Ramsés Oviedo Pérez
¿De dónde viene ese entusiasmo radical por creer que la soberanía de un país es la amenaza al vecino? Si algo queda pendiente, es analizar el fondo de nuestras apetencias psicopolíticas. Quizá sirve destronar de golpe nuestras ideas de salvación y peligros comunitarios; porque ante tantas posibilidades de transgredir el límite de las normas establecidas, sin duda vuelven a resucitar las expectativas –ajenas a las agendas de las clases medias– de nuevos órdenes mundiales. Ahí el cuerpo no ha quedado exento, los padece. Como territorio que resiente el maquiavelismo hoy travestido de liberacionista, el cuerpo vive el tema de la convivencia como tema politizado. Resiente su peso.
En último término, estamos reforzando el dominio de las fronteras. La activación de pensamiento fronterizo deviene del pensamiento amurallado, lo cual tiene un alcance trágico: aviva el conflicto y hereda el ruidoso paisaje de la capitalización global. Se debe recordar que nuestro contexto hiperpolítico (cuyo “régimen de historicidad” acelerado lo dejó ver con más claridad el coronavirus), está creciendo a base de enérgicos aislamientos (epistémicos, geopolíticos, dialógicos).
A la larga, confinados, o en plena calle, voy a seguir dudando si la felicidad debería ser el objeto esencial de la política. No es tan fácil mientras la necropolítica de amenazas nucleares desaparece la convivencia, mientras las potencias mundiales minimizan la tierra de los subalternos y dependientes. Desde entonces, pienso que llegó lejos el tránsito de la guerra fría a la paz caliente.

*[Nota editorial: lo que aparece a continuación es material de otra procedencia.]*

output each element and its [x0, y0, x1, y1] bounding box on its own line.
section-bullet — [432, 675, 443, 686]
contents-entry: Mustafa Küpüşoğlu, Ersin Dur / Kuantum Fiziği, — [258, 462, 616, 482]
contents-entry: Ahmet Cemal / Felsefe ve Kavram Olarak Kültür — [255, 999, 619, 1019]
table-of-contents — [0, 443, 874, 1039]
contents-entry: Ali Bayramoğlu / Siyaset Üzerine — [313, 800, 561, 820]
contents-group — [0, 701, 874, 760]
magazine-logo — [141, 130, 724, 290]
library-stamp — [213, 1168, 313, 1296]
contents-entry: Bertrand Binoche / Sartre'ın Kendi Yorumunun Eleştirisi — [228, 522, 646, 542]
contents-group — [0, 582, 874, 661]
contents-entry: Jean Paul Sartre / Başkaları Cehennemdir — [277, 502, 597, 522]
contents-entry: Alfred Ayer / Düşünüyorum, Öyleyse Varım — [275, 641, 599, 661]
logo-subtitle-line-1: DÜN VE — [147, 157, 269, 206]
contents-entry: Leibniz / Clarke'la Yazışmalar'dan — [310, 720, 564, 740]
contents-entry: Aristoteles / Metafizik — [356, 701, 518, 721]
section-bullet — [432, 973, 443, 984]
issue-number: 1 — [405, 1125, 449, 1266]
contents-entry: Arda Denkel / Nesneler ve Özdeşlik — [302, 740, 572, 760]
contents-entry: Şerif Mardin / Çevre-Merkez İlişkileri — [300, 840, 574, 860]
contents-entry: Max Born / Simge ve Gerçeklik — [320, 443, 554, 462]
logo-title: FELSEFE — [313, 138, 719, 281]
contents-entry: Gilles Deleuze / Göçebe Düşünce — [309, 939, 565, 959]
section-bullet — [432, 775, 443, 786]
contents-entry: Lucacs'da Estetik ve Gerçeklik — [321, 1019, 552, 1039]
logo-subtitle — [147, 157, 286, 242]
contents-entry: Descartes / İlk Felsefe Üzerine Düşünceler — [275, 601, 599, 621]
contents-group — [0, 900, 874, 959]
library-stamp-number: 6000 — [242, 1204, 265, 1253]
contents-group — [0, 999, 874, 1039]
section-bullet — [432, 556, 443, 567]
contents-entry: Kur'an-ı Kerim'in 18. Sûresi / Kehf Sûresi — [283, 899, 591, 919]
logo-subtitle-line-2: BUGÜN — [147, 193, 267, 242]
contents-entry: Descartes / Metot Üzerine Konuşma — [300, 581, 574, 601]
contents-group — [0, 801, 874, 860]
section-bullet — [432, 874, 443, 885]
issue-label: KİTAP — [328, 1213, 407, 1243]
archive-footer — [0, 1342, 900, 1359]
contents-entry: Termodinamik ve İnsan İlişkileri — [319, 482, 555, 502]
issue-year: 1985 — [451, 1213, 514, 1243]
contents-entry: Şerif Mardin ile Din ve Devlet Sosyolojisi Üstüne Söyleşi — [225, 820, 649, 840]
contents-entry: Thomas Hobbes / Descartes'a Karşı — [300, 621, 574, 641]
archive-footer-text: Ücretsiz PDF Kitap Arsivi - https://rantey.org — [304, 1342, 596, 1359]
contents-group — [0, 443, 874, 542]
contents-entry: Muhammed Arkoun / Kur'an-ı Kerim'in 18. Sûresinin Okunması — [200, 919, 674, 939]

Pese a haberse deslocalizado las geografías de la paz, éstas deberían aparecer sin los centinelas del terror; sin los optimismos más hipócritas en cada rincón del globo. Debería tener un gran estilo de hospitalidad (sea o no altermundista), no como el lugar que asesina por invadir su “plaza” o su “nación” (a fin de cuenta, son formas de una misma necrosoberanía). Cuánto tiempo más seguirá la vis a vis Rusia/Ucrania, no lo sé. Sólo no habría que renunciar, para convivir siquiera un rato más antes narrar todo el antropoceno, a romper con esa constelación de fronteras estorbosas. Por eso archivemos las fronteras que van sobreviviendo mientras uno sobrevive. Quizás no queda más remedio que “embellecer el mundo con horrores” (como decía Schiller mucho antes de la irrupción de la post-ironía), aunque eso sea insuficiente para reconstruir una época de errores horrorosos.